Дождь. Не дождь, а ледяная пытка. Он стекал струйками по воротнику кителя, затекал за шиворот, смешивался с потом и въевшейся в кожу гарью. Воздух был густым от запахов: сладковато-приторного трупного духа, пробивающегося сквозь пласты земли; едкой вонючки пороховых газов; кислого перегара страха и немытого тела; и вездесущей, удушающей гнили развороченных взрывами болот. Под полуразрушенным козырьком сарая, где он прижался, воняло мочой, ржавчиной и плесенью. Звуки: монотонное ш-ш-ш-ш дождя по железу; хриплое, прерывистое дыхание товарищей; где-то далекий, но зловещий тук-тук-тук вражеского пулемета; и постоянный, фоновый гул – гул страха, гул приближающегося штурма, гул конца.

В руках, привыкших к грубому весу и отдаче автомата Калашникова (АКМ-74, деревянный приклад стерся до гладкости от его ладони), сейчас дрожал маленький карандашик. Клочок бумаги из планшета был мокрым, буквы расплывались в серых каплях. "Моя ненаглядная Звёздочка, моя Катюшка-ангел..."

Он зажмурился, пытаясь пробиться сквозь вонь и грохот к ней. К запаху ее чистых волос после ванны – детского шампуня и тепла. К звону ее смеха, такому высокому и чистому, что он резал тишину мирных вечеров. К ощущению ее маленькой руки в его большой, доверчивой и крепкой. Как же "тебе, моя девочка, объяснить?" Объяснить этот кошмар, где единственная чистота – вязкая грязь по колено? Объяснить, что его руки, которые должны были гладить ее по голове и строить домики из кубиков, сейчас знают только холод стали и липкую теплоту крови?

"Что же мы, человечество, такое?" – вывел он, и карандаш скользнул по мокрой бумаге. Вопрос висел в воздухе, тяжелее любого снаряда. "Без вины не можем. И ничто другое нам не даёт покоя." Он посмотрел на свои сапоги, утопшие в черно-бурой жиже. Покой? Его не было. Был только леденящий холод внутри, странное спокойствие обреченного. "Я спокоен. Пусть не воин." Он помнил школьную доску, запах мела, тишину класса перед звонком. Теперь его мир – это свист пуль и вой "градов". "На ружьё стану и с собой буду доволен." Доволен? Сердце сжалось от боли. Но он принял. Принял автомат как продолжение руки, принял грязь как свою стихию, принял необходимость убивать, чтобы что-то спасти. Хотя бы память о чистоте. Хотя бы надежду на то, что она никогда не узнает этого ада. Доволен тем, что не сдался страху, который сковал бы его здесь, в этой вонючей яме.

Он прижал лоб к прикладу автомата, стоявшего рядом. Холод металла был резким, реальным. Это был якорь в этом безумии. И адресованность – его единственная цель сейчас. Защитить.
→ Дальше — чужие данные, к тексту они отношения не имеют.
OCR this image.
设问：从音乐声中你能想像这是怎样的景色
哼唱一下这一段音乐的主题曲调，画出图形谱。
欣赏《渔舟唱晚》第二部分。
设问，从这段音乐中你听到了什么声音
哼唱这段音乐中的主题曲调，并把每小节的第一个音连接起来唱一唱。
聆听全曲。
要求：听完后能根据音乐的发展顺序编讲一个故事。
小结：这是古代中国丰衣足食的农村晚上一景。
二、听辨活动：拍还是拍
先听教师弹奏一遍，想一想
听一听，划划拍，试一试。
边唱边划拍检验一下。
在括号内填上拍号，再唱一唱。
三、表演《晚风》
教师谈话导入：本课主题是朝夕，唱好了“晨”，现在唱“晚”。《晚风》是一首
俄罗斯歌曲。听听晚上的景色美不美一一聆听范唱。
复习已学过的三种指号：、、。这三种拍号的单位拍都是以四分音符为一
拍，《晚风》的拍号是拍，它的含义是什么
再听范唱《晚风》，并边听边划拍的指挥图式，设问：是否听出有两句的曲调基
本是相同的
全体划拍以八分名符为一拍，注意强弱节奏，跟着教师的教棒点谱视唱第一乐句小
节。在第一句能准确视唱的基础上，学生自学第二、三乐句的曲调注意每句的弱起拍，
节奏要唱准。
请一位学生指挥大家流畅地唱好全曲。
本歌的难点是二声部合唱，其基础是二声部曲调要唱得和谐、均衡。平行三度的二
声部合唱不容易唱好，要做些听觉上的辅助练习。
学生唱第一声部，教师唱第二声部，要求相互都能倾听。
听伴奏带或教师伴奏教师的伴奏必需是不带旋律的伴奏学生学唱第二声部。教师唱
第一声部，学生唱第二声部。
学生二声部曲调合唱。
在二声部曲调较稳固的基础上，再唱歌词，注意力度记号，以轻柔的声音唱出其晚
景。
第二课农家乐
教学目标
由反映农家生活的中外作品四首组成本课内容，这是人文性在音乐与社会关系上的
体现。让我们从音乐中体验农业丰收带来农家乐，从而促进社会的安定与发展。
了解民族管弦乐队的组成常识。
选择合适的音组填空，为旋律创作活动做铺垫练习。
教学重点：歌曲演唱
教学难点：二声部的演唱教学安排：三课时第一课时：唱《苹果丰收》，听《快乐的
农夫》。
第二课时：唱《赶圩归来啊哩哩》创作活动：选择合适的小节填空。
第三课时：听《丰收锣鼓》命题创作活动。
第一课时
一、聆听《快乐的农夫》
Даже если защита выглядит как это прыгающее на груди дуло АКМ. Он снова вцепился в карандаш, словно в спасительную соломинку. Правда. Только правда.

"Что без войны Нам не жить..." – буквы прыгали. Это был не лозунг, а стон из глубины души. Приговор. "Если жить то выть волком на волю..." Он видел озверевшие лица вчерашних соседей по вражеским окопам. Видел, как легко человек срывается в зверя. Мир – иллюзия. "Алою кровью течь будет совесть бессовестных успокоя." Он сжал кулак, ощущая под ногтями липкую смесь земли и непонятной бурой субстанции. Вот цена, Катенька. Чтобы усмирить чудовищ, мы сами становимся немного чудовищами. И наша совесть истекает этой самой алой кровью. Вечное проклятье. Искупление виной.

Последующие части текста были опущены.